Elsa Dreisig credits Mozart with being the composer who first inspired her to become a professional singer. Now the French-Danish soprano pays him tribute with an album devoted entirely to arias from his operas. Its title, Mozart x 3, reflects a programme constructed around the three masterpieces composed to libretti written by Lorenzo Da Ponte: Le nozze di Figaro, Don Giovanni, and Così fan tutte. Elsa Dreisig sings arias allocated to three different characters in each of these operas.
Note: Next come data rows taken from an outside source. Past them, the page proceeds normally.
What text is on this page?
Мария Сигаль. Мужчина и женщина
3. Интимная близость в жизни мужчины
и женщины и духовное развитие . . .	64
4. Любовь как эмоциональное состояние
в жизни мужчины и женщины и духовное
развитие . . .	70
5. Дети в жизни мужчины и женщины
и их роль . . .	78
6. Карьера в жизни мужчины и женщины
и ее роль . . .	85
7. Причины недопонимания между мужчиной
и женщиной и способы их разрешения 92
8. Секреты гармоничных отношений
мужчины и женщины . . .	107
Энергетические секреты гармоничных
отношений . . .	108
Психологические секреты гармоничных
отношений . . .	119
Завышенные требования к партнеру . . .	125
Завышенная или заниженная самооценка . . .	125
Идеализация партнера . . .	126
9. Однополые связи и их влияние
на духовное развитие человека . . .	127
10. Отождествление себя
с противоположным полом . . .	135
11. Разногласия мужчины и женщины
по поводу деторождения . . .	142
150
The total of nine ‘Da Ponte arias’ is complemented by three arias from examples of the dignified genre opera seria: La clemenza di Tito, Idomeneo and Lucio Silla. Accompanying Elsa Dreisig is the Kammerorchester Basel, conducted by Louis Langrée, now director of Paris’s celebrated Opéra-Comique.

 

Magazine 1 marks a thrilling return to the Techno-Pop sound that Wolfgang Flür helped to define with electronic music pioneers Kraftwerk between 1974’s Autobahn and 1986’s Electric Café. The all new electronic album that has been crafted by alongside some of the most famous names of synth-pop and electronic dance, past and present.

 

Juxtaposing raw, unflinching personal reckonings with jaunty, buoyant melodies and rich, kaleidoscopic production, Invisible Pictures, Jermey Ivey’s third album for ANTI- Records, is a revelation. Though the songs are rooted in a 21st-century swirl of chaos and uncertainty, the record is, at its core, an undeniably feel-good collection, one that refuses to surrender to the existential ache it so artfully captures. Instead, Ivey embraces the sheer, unmitigated joy of creative freedom and sonic exploration here, drawing on everything from flamenco and classical music to vintage indie rock and British Invasion tunes to craft a passionate, transcendent album more reminiscent of John Lennon or Elliott Smith than anything coming out of Nashville these days.